Not everyone will understand your terrible humor.
You can’t please everyone.
You will begin to question who you are.
Maybe you have realized different things, and props to you for that. But for me, these are just a few things I have realized. Of course, all of these things suck and would definitely cause a person to spiral out of control. Fortunately, not me.
Last semester, one of my best friends told me, “it’s so hard to find people like you.” I understood what she meant but for a while, I didn’t feel that way. I had made friends in my classes and hung out with people I thought were cool. Let me just say these people are still cool, don’t worry.
But later I realized she was right. I now have to be careful about what I say. I now have to start presenting myself in a certain way, when I knew with my REAL friends I never had to do that. I never had to look nice. I never had to pretend that I had everything figured out. Unfortunately, the people that currently surround me are not the people I want in my life. I thought I NEEDED to make new friends or maybe new BEST friends in order to feel whole. I thought that I had to find new people to spend my time with since most of my friends were miles away.
I was wrong. Lately, and I am not afraid to admit this, I have been on some sh*t. I don’t know what I’m doing. I leave my real friends on read and give all my attention to people who claim they “love me <3” when I have only known them for a minute. Why would I do this? Why would I try and replace the people that make me, me?
I will tell you why.
Watching people with their groups of friends, eating lunch or just dabbing each other up, makes me yearn for something I used to have constantly. Since I don’t experience all of these amazing connections day-to-day anymore I try my best to find them anywhere I can. I thought I was looking in the right place, but I was wrong.
In high school, I gained a family I would never want to leave. The most amazing people I have ever met are the friends I had throughout my freshman to senior year. The amount of times I messed up is uncountable, but they still stuck with me. (Except for one slip up but that was spring break Gillian, cut me some slack) I never once put up a front to make them like me. They just connected with me all on their own. These are the things I know I will never experience with another person, which is something I don’t mind.

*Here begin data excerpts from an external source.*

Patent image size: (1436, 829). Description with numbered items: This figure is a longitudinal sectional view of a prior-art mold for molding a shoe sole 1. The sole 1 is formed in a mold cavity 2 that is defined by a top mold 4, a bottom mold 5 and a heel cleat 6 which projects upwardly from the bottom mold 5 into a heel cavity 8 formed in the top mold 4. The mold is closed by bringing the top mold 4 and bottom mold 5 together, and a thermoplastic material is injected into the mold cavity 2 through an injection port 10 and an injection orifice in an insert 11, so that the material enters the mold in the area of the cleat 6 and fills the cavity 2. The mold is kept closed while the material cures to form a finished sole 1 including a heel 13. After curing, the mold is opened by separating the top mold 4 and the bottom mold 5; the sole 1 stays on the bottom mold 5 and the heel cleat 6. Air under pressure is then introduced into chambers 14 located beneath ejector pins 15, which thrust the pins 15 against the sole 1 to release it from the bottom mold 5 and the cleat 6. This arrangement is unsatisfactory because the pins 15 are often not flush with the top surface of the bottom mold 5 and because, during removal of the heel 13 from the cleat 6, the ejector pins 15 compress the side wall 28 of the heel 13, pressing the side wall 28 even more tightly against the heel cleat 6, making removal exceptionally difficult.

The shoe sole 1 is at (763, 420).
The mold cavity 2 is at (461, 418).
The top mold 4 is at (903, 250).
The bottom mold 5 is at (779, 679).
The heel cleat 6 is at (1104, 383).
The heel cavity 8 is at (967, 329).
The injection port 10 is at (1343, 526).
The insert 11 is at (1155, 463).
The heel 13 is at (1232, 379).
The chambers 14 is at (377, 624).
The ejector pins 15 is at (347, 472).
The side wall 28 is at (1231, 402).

I take the “once a week” snaps from my real friends for granted. Leaving them on read is not the answer to keeping a friendship functioning. I now realize that. Although it is hard to balance school, work, and personal life; it is important to keep those who remind you who you are close. The worst thing that could happen is the “drift away” friendship because you two were too busy to text or facetime once every two weeks. I refuse to let that happen and you should too. Keep your real friends close and those fake b*tches far.